Layers of Fear is a first person point and click adventure that casts you as a once successful artist who has lost his focus, and his mind. The Artist returns to his house, his wife and daughter mysteriously absent, with the singular goal of finishing his masterpiece. Exploring the house fills one with questions regarding how the Artist came to his house abandoned by his family, and scorned by his peers. Many of the interactive letters help to set up how irrational the Artist has become. Angry notes left by his wife, concerned letters from employers, along with countless empty alcohol bottles left all around paint a picture of how low he has sank. Also set up in the prologue is the Artist’s obsession with rats. Countless traps are set about the house with no success, perhaps as a reminder to how his gnawing failure constantly haunts him. Once the key to his studio is found, the Artist finds a toned canvas waiting in the center of the room. At this point, the game begins as you enter the corridors of the Artist’s mind to piece back the memories of his broken psyche. These hallways resemble the house, although more dilapidated, with disheveled rooms with the walls broken away as if looking for the elusive rodents within them. These areas house the clues used to piece his memories together to learn how he has come to this point in his life. He must always move forward, as the doors lock behind him. Meticulous exploration in the prologue will give some familiarity to some of the areas. Although they are much more twisted now, revealing some of the grizzly deeds committed by the Artist. At the completion of each level, he finds himself back in his studio, adding another layer to his masterpiece.

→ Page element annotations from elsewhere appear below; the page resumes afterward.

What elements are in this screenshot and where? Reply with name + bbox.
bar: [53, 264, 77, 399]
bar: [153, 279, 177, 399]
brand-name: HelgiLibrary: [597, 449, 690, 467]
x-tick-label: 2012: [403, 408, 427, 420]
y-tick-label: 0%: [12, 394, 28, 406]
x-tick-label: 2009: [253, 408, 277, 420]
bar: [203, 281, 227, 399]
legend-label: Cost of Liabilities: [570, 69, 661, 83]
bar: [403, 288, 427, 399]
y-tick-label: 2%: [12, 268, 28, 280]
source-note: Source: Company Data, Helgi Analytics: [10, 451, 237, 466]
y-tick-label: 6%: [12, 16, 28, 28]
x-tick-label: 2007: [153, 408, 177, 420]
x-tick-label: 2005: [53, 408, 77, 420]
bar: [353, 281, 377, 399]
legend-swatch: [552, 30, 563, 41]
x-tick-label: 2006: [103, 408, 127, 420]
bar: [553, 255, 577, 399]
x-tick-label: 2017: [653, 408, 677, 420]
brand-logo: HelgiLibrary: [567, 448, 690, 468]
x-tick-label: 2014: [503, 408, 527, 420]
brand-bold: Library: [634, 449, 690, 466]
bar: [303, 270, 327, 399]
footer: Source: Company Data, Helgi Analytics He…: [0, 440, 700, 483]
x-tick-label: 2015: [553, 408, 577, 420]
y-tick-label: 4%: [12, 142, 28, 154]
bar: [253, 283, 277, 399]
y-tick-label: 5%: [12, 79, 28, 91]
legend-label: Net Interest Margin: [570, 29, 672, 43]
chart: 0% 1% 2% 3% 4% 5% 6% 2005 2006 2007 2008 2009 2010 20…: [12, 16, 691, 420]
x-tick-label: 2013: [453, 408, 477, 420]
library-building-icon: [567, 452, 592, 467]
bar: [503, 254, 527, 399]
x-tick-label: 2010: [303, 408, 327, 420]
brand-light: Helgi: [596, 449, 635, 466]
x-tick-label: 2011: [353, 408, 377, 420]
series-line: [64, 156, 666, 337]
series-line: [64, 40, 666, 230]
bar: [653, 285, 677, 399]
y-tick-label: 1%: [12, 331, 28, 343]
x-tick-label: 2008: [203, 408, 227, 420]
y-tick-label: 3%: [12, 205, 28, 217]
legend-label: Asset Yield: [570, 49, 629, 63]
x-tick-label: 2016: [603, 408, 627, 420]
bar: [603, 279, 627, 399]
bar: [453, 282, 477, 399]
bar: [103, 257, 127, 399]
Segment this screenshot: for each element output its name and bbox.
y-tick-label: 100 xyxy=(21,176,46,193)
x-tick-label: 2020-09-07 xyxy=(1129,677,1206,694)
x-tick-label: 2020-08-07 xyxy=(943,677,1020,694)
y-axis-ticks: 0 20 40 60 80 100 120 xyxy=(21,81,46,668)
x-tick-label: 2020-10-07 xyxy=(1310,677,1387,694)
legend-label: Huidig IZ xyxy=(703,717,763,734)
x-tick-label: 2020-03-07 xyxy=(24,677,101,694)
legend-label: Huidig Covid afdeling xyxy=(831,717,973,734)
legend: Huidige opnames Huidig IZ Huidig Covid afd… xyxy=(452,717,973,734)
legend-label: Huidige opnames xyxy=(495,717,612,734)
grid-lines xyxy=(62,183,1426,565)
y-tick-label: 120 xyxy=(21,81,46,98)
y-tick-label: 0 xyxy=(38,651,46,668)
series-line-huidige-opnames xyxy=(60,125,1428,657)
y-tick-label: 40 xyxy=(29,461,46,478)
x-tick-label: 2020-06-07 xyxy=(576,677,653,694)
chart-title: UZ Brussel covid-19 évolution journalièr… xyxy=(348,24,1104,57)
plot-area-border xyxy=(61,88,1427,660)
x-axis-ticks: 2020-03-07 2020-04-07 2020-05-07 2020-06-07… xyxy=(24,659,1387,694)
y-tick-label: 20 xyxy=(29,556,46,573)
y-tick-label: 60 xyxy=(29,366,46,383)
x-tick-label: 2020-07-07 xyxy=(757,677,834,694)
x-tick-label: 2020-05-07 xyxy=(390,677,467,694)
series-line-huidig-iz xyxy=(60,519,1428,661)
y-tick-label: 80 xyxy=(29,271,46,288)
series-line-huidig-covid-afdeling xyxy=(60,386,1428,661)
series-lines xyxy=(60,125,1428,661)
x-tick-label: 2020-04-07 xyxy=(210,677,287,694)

Layers of Fear is set in a realistic looking Victorian style house, it has electricity and indoor plumbing setting it around the turn of the 20th century due to the references to “The Picture of Dorian Gray.” The setting is highly interactive as just about every drawer, cabinet, and door can be manipulated. This style of exploring everything around suits the pacing, as the Artist cannot do a speed run through the house due to his disability. The music helps set the tone for the current scene pulling you in as any good thriller. Jump scares are not telegraphed, which makes for some memorable moments. A minor annoyance could be the way the Artist sways even while standing still, although this can be turned off in settings. A control issue I noticed was that when looking too fast, the camera motion got a little choppy sometimes at the default setting, I solved it by simply lowering the sensitivity a bit. The narrative pulls you in to find out if the Artist is a monster, or a victim of circumstance. Replay value is supported by a chapter select allowing you to relive any unlocked chapters, and also three separate endings to this grim story.
Layers of Fear’s narrative does well as a thriller in keeping the player engaged. Wondering what will happen next, and trying to formulate some type of profile as to the Artist’s motivation. I found my search for answers had me scouring every possible crevice, putting myself in his shoes, trying not to miss anything. This is not a game to be played with the lights on. With the story surrounding this man posing so many questions, causing a deluge of theories, and all set in the creepy confines of his mind. Layers of Fear delivers on an interactive cerebral thriller.